Que signifient les statistiques?

L'étude d'incidence montre que les hommes sont malades 1,5 fois plus souvent que les femmes. La prévalence la plus élevée est observée parmi la population des parties nord et est du continent européen (9 pour 100 000 hommes), aux États-Unis et au Japon - 7–9. Les taux de mortalité par adénocarcinome pancréatique ne diffèrent pas de la morbidité. Chez les femmes de ces pays, il est égal à 3,8–6 sur 100 000.

En Russie, après les résultats de 2012, le cancer du pancréas chez les hommes se classe au 10ème rang (3,2%), chez les femmes et au 13ème (2,7%) parmi les tumeurs malignes.

Une étude de causalité explique ces caractéristiques:

  • faible capacité de diagnostic dans les territoires indiqués;
  • différences raciales;
  • un facteur aussi spécifique que les habitudes alimentaires.

Le rôle important des facteurs environnementaux peut être jugé par l’augmentation de l’incidence des migrants en provenance de pays où la prévalence de la pathologie est faible. Après 10 ans de vie dans un nouvel endroit, les gens d'un groupe d'âge montrent une nette augmentation par rapport à leur patrie historique.

Facteurs de risque et causes probables de la pathologie

Les causes des lésions malignes du pancréas n'étant pas encore connues, les scientifiques suggèrent que les facteurs de risque identifiés de manière fiable ont été étudiés chez un grand nombre de patients.

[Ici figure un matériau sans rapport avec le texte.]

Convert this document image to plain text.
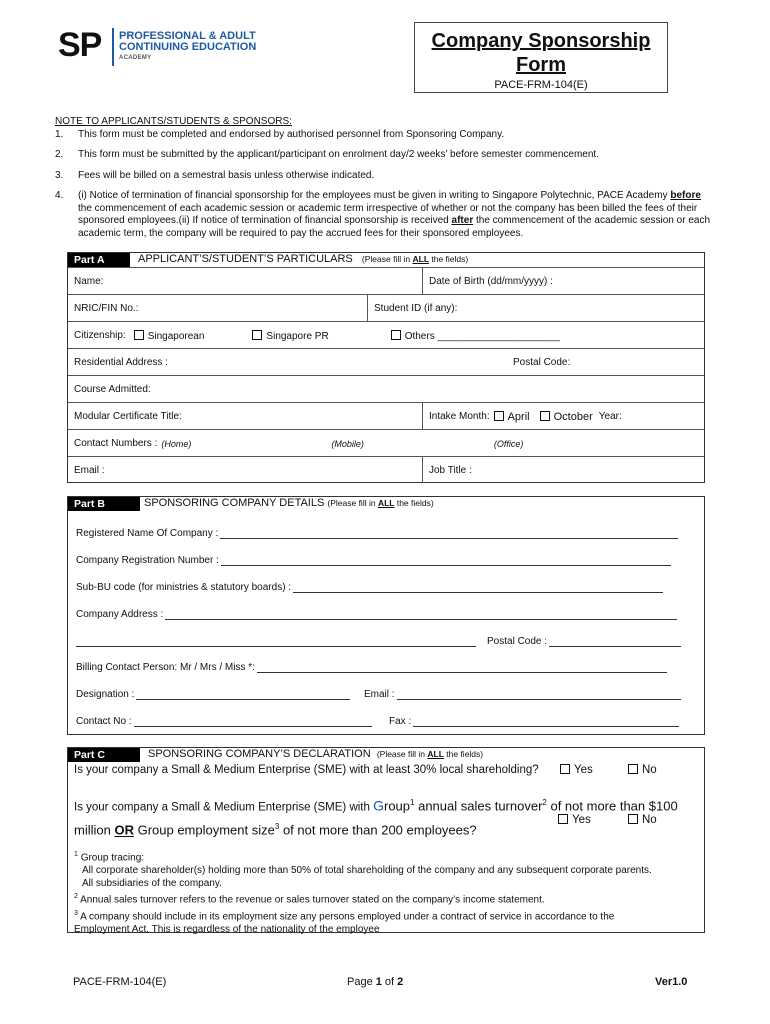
SP PROFESSIONAL & ADULT
CONTINUING EDUCATION
ACADEMY
Company Sponsorship
Form
PACE-FRM-104(E)
NOTE TO APPLICANTS/STUDENTS & SPONSORS:
1. This form must be completed and endorsed by authorised personnel from Sponsoring Company.
2. This form must be submitted by the applicant/participant on enrolment day/2 weeks’ before semester commencement.
3. Fees will be billed on a semestral basis unless otherwise indicated.
4. (i) Notice of termination of financial sponsorship for the employees must be given in writing to Singapore Polytechnic, PACE Academy before the commencement of each academic session or academic term irrespective of whether or not the company has been billed the fees of their sponsored employees.(ii) If notice of termination of financial sponsorship is received after the commencement of the academic session or each academic term, the company will be required to pay the accrued fees for their sponsored employees.
Part A	APPLICANT’S/STUDENT’S PARTICULARS (Please fill in ALL the fields)
Name:	Date of Birth (dd/mm/yyyy) :
NRIC/FIN No.:	Student ID (if any):
Citizenship:	Singaporean	Singapore PR	Others ______________________
Residential Address :	Postal Code:
Course Admitted:
Modular Certificate Title:	Intake Month:	April	October Year:
Contact Numbers : (Home)	(Mobile)	(Office)
Email :	Job Title :
Part B	SPONSORING COMPANY DETAILS (Please fill in ALL the fields)
Registered Name Of Company :
Company Registration Number :
Sub-BU code (for ministries & statutory boards) :
Company Address :
Postal Code :
Billing Contact Person: Mr / Mrs / Miss *:
Designation :	Email :
Contact No :	Fax :
Part C	SPONSORING COMPANY’S DECLARATION (Please fill in ALL the fields)
Is your company a Small & Medium Enterprise (SME) with at least 30% local shareholding?	Yes	No
Is your company a Small & Medium Enterprise (SME) with Group$^1$ annual sales turnover$^2$ of not more than $100
million OR Group employment size$^3$ of not more than 200 employees?
Yes	No
$^1$ Group tracing:
All corporate shareholder(s) holding more than 50% of total shareholding of the company and any subsequent corporate parents.
All subsidiaries of the company.
$^2$ Annual sales turnover refers to the revenue or sales turnover stated on the company’s income statement.
$^3$ A company should include in its employment size any persons employed under a contract of service in accordance to the
Employment Act. This is regardless of the nationality of the employee
PACE-FRM-104(E)	Page 1 of 2	Ver1.0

La plus grande attention est accordée à:

  1. Pour le tabagisme - le risque est proportionnel à la "durée du service" et à son intensité. Le cancer du pancréas se développe chez 2% des fumeurs (dans les poumons - dans 10% des cas). Dans le tabagisme, le risque de développer un cancer double, cette raison est dominante chez un patient sur quatre.
  2. Habitudes alimentaires - Un avis est exprimé sur l'incidence croissante de personnes qui consomment beaucoup de produits d'origine animale, de café et qui manquent de fibres, de légumes et de fruits. Cependant, cela n’est pas considéré comme suffisamment justifié.
  3. L'obésité, le diabète sucré de type II - les facteurs les plus plausibles du développement de l'adénocarcinome. Le risque augmente de 60% par rapport aux personnes non diabétiques et dure au moins 10 ans. L'âge le plus dangereux est considéré comme ayant plus de 50 ans.
  4. Pancréatite chronique - multiplie par 20 le risque d'adénocarcinome, quelle que soit la forme de l'inflammation. Les patients les plus susceptibles atteints de pancréatite ont plus de cinq ans. La survenue d'une croissance maligne est due à la prolifération de l'épithélium dans les conduits et les acini de la glande, accompagnée d'une violation simultanée du processus de restauration de la structure de l'organe.
  5. Pancréatite héréditaire - occupe une place particulière, elle multiplie par 50 le risque de dégénérescence maligne. Bien que cela se produise chez 2% des patients. La raison est associée à des mutations dans le gène PRSS1. Un adénocarcinome du pancréas se développe chez 40% des patients présentant une forme héréditaire de pancréatite chronique. L'attachement d'autres facteurs énumérés réduit considérablement l'âge du malade. Dans la pathogenèse, le rôle principal est joué par l'inactivation altérée de l'enzyme trypsinogène, qui est responsable d'un gène altéré. Cela conduit à "l'auto-digestion" des cellules acini.
  6. Infections - une connexion a été établie avec l'hépatite virale transférée et Helicobacter pylori. Les micro-organismes sont importants non seulement en tant que cause de cancer de l'estomac et du foie, mais également dans la pathologie du pancréas.
  7. Les effets cancérogènes des produits chimiques contenant de la naphtylamine, de la benzidine, du benzopyrène, de l’amiante, de l’acétylaminofluorène chez les végétaux en rapport avec les pesticides, ont été considérés par les experts comme un facteur de complication important.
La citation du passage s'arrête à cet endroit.